Sikap ini sungguh berbeda dengan perbuatan dan sikap lawannya, yaitu perbuatan dan sikap menolak, yang biasanya diresapi emosi yang buruk dan destruktif (terutama jijik, risi, dan marah). Sikap menolak orang miskin—yang diresapi emosi jijik, risi, dan marah—akan memojokkan orang miskin, membuat mereka nyeri. Semua itu makin menjadikan orang miskin tidak memiliki kemungkinan-kemungkinan yang baik untuk mendapatkan sesuap nasi. Jadilah mereka sebagai pelaku kejahatan.

Melepaskan

Kebajikan ketiga yang hilang adalah kebajikan melepaskan atau membiarkan dan merelakan apa yang dimiliki lepas dari diri sendiri (letting go). Jika elite yang kaya-raya memiliki kebajikan ini, ia akan melepaskan dengan rela sebagian dari kekayaannya untuk penyejahteraan orang miskin.

Melepaskan sebagian kekayaan tak berarti membagikan uang bagi orang miskin. Justru yang lebih penting adalah melepaskan sebagian kekayaan untuk membiayai berbagai kegiatan nirlaba yang dapat menghilangkan kemiskinan. Misalnya kegiatan mendidik dan melatih orang miskin untuk mengembangkan bakat masing-masing dan untuk memiliki keterampilan yang dapat menopang hidup mereka.

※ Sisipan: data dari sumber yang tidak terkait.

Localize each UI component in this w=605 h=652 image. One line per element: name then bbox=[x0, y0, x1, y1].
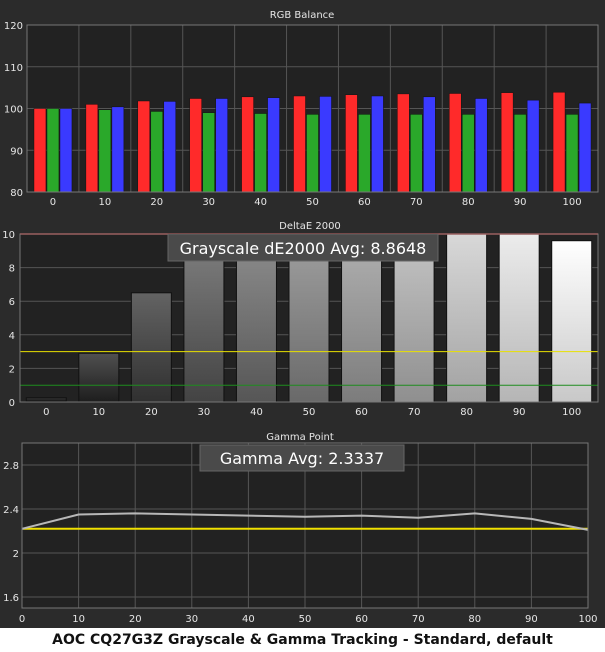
rgb-bar-green bbox=[46, 108, 60, 193]
de-xtick-label: 50 bbox=[303, 407, 316, 418]
rgb-bar-blue bbox=[423, 96, 436, 193]
figure-caption: AOC CQ27G3Z Grayscale & Gamma Tracking -… bbox=[52, 632, 553, 648]
rgb-bar-green bbox=[150, 111, 164, 193]
de-bar bbox=[288, 240, 330, 403]
gamma-ytick-label: 2.8 bbox=[3, 461, 19, 472]
de-ytick-label: 2 bbox=[9, 364, 15, 375]
rgb-xtick-label: 80 bbox=[462, 197, 475, 208]
gamma-xtick-label: 40 bbox=[242, 614, 255, 625]
de-bar bbox=[551, 240, 593, 403]
rgb-xtick-label: 10 bbox=[98, 197, 111, 208]
gamma-panel-title: Gamma Point bbox=[266, 432, 334, 443]
rgb-bar-red bbox=[137, 100, 151, 193]
chart-svg: RGB Balance80901001101200 10 20 30 40 50 60 70 8… bbox=[2, 10, 599, 625]
gamma-xtick-label: 50 bbox=[299, 614, 312, 625]
de-xtick-label: 30 bbox=[198, 407, 211, 418]
gamma-xtick-label: 100 bbox=[578, 614, 597, 625]
gamma-xtick-label: 80 bbox=[468, 614, 481, 625]
rgb-xtick-label: 50 bbox=[306, 197, 319, 208]
rgb-bar-green bbox=[565, 114, 579, 193]
rgb-xtick-label: 90 bbox=[514, 197, 527, 208]
de-xtick-label: 100 bbox=[562, 407, 581, 418]
de-bar bbox=[235, 246, 277, 403]
de-xtick-label: 90 bbox=[513, 407, 526, 418]
rgb-bar-blue bbox=[267, 97, 280, 193]
de-bar bbox=[183, 260, 225, 403]
rgb-xtick-label: 40 bbox=[254, 197, 267, 208]
rgb-ytick-label: 100 bbox=[4, 105, 23, 116]
rgb-bar-red bbox=[85, 104, 99, 193]
de-ytick-label: 0 bbox=[9, 398, 15, 409]
de-panel-title: DeltaE 2000 bbox=[279, 221, 341, 232]
rgb-xtick-label: 70 bbox=[410, 197, 423, 208]
rgb-ytick-label: 90 bbox=[10, 146, 23, 157]
rgb-bar-blue bbox=[319, 96, 332, 193]
de-bar bbox=[446, 233, 488, 403]
rgb-bar-blue bbox=[371, 95, 384, 193]
rgb-bar-blue bbox=[474, 98, 488, 193]
de-ytick-label: 8 bbox=[9, 264, 15, 275]
rgb-bar-blue bbox=[111, 106, 125, 193]
rgb-bar-green bbox=[461, 114, 475, 193]
rgb-bar-green bbox=[513, 114, 527, 193]
gamma-xtick-label: 10 bbox=[72, 614, 85, 625]
rgb-ytick-label: 120 bbox=[4, 21, 23, 32]
rgb-xtick-label: 30 bbox=[202, 197, 215, 208]
de-ytick-label: 6 bbox=[9, 297, 15, 308]
rgb-bar-green bbox=[98, 109, 112, 193]
de-xtick-label: 20 bbox=[145, 407, 158, 418]
de-xtick-label: 80 bbox=[460, 407, 473, 418]
rgb-bar-blue bbox=[163, 101, 177, 193]
de-ytick-label: 4 bbox=[9, 331, 15, 342]
de-xtick-label: 0 bbox=[43, 407, 49, 418]
rgb-bar-green bbox=[202, 112, 215, 193]
rgb-bar-green bbox=[254, 113, 267, 193]
gamma-annotation-text: Gamma Avg: 2.3337 bbox=[220, 449, 384, 468]
chart-figure: RGB Balance 80 90 100 110 120 0 10 20 30 40 50 60 70 8… bbox=[0, 0, 605, 628]
rgb-ytick-label: 80 bbox=[10, 188, 23, 199]
rgb-xtick-label: 20 bbox=[150, 197, 163, 208]
rgb-bar-red bbox=[448, 93, 462, 193]
gamma-xtick-label: 20 bbox=[129, 614, 142, 625]
rgb-bar-blue bbox=[578, 102, 592, 193]
rgb-bar-green bbox=[410, 114, 423, 193]
gamma-xtick-label: 90 bbox=[525, 614, 538, 625]
rgb-bar-green bbox=[358, 114, 371, 193]
rgb-panel-title: RGB Balance bbox=[270, 10, 335, 21]
rgb-bar-green bbox=[306, 114, 319, 193]
gamma-xtick-label: 60 bbox=[355, 614, 368, 625]
rgb-bar-blue bbox=[215, 98, 228, 193]
rgb-bar-red bbox=[293, 95, 306, 193]
de-bar bbox=[25, 397, 67, 403]
rgb-bar-red bbox=[189, 98, 202, 193]
de-xtick-label: 40 bbox=[250, 407, 263, 418]
rgb-bar-red bbox=[241, 96, 254, 193]
rgb-bar-red bbox=[500, 92, 514, 193]
gamma-xtick-label: 0 bbox=[19, 614, 25, 625]
rgb-bar-red bbox=[397, 93, 410, 193]
de-xtick-label: 60 bbox=[355, 407, 368, 418]
rgb-bar-blue bbox=[526, 99, 540, 193]
rgb-xtick-label: 100 bbox=[562, 197, 581, 208]
de-bar bbox=[498, 233, 540, 403]
de-bar bbox=[78, 352, 120, 403]
rgb-bar-red bbox=[552, 91, 566, 193]
de-annotation-text: Grayscale dE2000 Avg: 8.8648 bbox=[180, 239, 427, 258]
gamma-xtick-label: 70 bbox=[412, 614, 425, 625]
gamma-ytick-label: 2.4 bbox=[3, 505, 19, 516]
rgb-bar-blue bbox=[59, 108, 73, 193]
gamma-xtick-label: 30 bbox=[185, 614, 198, 625]
rgb-bar-red bbox=[345, 94, 358, 193]
rgb-bar-red bbox=[33, 108, 47, 193]
de-ytick-label: 10 bbox=[2, 230, 15, 241]
de-xtick-label: 70 bbox=[408, 407, 421, 418]
gamma-ytick-label: 1.6 bbox=[3, 593, 19, 604]
de-xtick-label: 10 bbox=[92, 407, 105, 418]
rgb-xtick-label: 60 bbox=[358, 197, 371, 208]
rgb-ytick-label: 110 bbox=[4, 63, 23, 74]
rgb-xtick-label: 0 bbox=[50, 197, 56, 208]
gamma-ytick-label: 2 bbox=[13, 549, 19, 560]
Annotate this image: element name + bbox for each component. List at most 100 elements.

Sosok mutakhir manusia Indonesia yang tercoreng oleh kemiskinan dan kejahatan meniscayakan elite Indonesia menggugah diri untuk memiliki dan mengejawantahkan tiga kebajikan utama—jalan mengerti, menerima, dan melepaskan—demi perbaikan kehidupan. Jika tidak, bangsa ini seperti tidak kunjung mendapatkan jalan keluar dari masalah mendasar kemiskinan dan kejahatan. Dan, sosok mutakhir manusia Indonesia pun makin memalukan.

1 komentar:

  1. Kalau tidak salah pada tahun 1970-an dulu Mochtar Lubis pernah menulis tentang Manusia Indonesia. Dalam tulisannya tersebut ia antara lain menggambarkan manusia Indonesia yang munafik dan bermental menerabas. Saya tidak tahu apakah pada tahun 1970-an dulu kemiskinan dan kejahatan bukan merupakan masalah. Yang saya tahu penggambaran sosok manusia Indonesia akan selalu mengundang kontroversi terutama karena selain ia sebenarnya merupakan sosok manusia yang beragam ia juga bisa dilihat secara subyektif dari berbagai perspektif.